March 24th: COVID-19 - It's Not The Flu
STOP comparing it to the flu. STAY HOME.
You know why the numbers for influenza look so much worse than those for COVID-19? Because we actually have numbers. Because we have testing.
With COVID we had NOTHING. We are still woefully behind on testing, and despite what the president tries to say to convince us that everything will be fine, there is no assured treatment yet - we only have small studies and equivocal results. So the reason the numbers don’t look as bad is that we don’t have accurate numbers. Now that we finally have more testing coming down the line, those numbers will surge, but that’s just a reflection of what’s probably already been here and continuing to spread.
Some of you are trying to use the flu stats and claiming that this will all blow over because you’re scared or nervous and trying to cope. That’s flawed, but understandable, and my DMs are open if you want to talk about it.
Some of you are trying to justify going to work or partying (“just quarantine the elderly and immunocompromised!”), in the name of “preserving personal freedom” or because you think that being young and able-bodied automatically means you’re protected or that your infection will be mild (look at those spring breakers now). You haven’t seen what I and my colleagues across the country are seeing - people of all ages, races, and states of health, coming in with terrible infections, ending up on ventilators or other invasive methods of assistance in breathing.

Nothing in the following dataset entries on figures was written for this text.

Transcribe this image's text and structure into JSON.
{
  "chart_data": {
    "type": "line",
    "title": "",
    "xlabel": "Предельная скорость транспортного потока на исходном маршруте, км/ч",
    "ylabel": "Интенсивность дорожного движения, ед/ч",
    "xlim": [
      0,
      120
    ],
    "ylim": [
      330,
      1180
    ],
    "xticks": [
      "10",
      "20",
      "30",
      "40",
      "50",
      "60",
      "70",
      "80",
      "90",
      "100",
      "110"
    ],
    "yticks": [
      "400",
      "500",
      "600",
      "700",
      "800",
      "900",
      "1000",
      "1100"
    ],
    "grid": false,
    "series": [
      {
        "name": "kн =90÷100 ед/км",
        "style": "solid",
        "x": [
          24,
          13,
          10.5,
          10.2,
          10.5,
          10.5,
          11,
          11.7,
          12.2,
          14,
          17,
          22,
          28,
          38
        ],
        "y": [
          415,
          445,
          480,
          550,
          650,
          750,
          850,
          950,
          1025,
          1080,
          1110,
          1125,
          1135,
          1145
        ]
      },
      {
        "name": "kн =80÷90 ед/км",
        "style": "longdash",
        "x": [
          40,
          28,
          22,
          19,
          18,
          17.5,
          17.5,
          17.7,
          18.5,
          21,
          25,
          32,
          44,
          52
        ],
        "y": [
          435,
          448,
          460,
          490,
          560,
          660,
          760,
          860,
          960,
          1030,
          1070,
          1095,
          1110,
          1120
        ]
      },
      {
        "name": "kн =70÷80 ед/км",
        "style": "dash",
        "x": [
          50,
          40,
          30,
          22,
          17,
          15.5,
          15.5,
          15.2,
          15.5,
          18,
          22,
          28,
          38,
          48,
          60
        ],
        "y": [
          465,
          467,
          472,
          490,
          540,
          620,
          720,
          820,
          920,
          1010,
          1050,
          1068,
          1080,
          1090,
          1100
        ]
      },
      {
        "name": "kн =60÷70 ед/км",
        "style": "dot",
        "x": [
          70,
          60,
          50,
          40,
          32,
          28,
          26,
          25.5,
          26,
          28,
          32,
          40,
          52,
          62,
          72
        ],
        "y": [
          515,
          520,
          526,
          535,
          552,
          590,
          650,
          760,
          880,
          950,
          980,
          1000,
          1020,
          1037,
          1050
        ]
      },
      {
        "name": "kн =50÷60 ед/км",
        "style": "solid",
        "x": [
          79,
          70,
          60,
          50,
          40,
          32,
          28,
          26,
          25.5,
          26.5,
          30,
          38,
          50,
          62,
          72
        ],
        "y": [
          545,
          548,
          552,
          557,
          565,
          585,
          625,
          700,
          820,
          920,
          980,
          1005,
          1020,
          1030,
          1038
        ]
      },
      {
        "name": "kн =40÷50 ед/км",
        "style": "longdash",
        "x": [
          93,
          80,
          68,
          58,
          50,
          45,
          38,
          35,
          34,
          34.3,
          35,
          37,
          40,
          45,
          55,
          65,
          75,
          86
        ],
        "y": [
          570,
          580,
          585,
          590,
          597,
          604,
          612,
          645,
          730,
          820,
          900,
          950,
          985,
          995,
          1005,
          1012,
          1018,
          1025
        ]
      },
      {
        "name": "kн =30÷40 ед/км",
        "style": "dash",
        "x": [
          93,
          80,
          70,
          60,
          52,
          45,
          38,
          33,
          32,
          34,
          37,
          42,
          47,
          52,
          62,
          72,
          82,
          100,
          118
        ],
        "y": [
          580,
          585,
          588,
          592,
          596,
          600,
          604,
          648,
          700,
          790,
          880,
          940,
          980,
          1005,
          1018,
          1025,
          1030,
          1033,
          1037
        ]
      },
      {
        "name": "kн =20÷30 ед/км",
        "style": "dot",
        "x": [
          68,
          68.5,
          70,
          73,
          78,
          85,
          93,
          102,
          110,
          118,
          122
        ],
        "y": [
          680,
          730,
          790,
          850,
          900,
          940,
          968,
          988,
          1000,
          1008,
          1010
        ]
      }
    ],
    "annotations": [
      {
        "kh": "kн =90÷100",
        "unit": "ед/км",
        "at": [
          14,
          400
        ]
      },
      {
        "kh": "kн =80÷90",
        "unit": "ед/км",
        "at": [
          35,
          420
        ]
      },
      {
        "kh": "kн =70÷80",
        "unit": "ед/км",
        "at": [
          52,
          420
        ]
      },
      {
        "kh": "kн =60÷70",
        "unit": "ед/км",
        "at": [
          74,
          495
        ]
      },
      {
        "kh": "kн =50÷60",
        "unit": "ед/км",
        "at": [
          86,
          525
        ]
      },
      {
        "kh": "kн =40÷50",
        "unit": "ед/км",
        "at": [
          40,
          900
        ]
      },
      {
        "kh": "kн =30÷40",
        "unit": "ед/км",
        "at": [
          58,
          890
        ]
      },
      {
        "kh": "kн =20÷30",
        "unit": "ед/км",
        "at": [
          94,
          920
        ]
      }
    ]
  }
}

I haven’t seen a COVID-19 death yet, thank God, but plenty of others have.
Do you know why we need to flatten the curve, even if it means that it takes longer to end the pandemic? It’s because the spike in infections is overwhelming our healthcare system. You’ve all seen how much we lack in protective equipment and ventilators and staff. A short duration of the pandemic means nothing (and the economy won’t bounce back) if so many people die because we’ve had to ration healthcare and to prioritize who lives and dies. Statistics mean nothing to the individual, and quite frankly we don’t have enough accurate statistics to justify these cavalier attitudes. There will be plenty of hindsight when this is all over, but for now, we have to take the needed precautions.
Again, as with my last post - I’m not trying to inspire panic. I am trying to say that we should be taking this much more seriously than some people are. STAY HOME if you can. I can’t, because I have to be at the hospital to help fight this. However, you can bet that on my days off, as long as I have them, I will be at home except for getting essentials like groceries. In addition, I will call my representatives and demand relief for everyone that can’t work right now.
I say and do all this because I cannot justify spreading this to anyone (or potentially catching it from anyone) if I can help it, and I want to end this pandemic the right way, and with the best chances of everyone’s survival.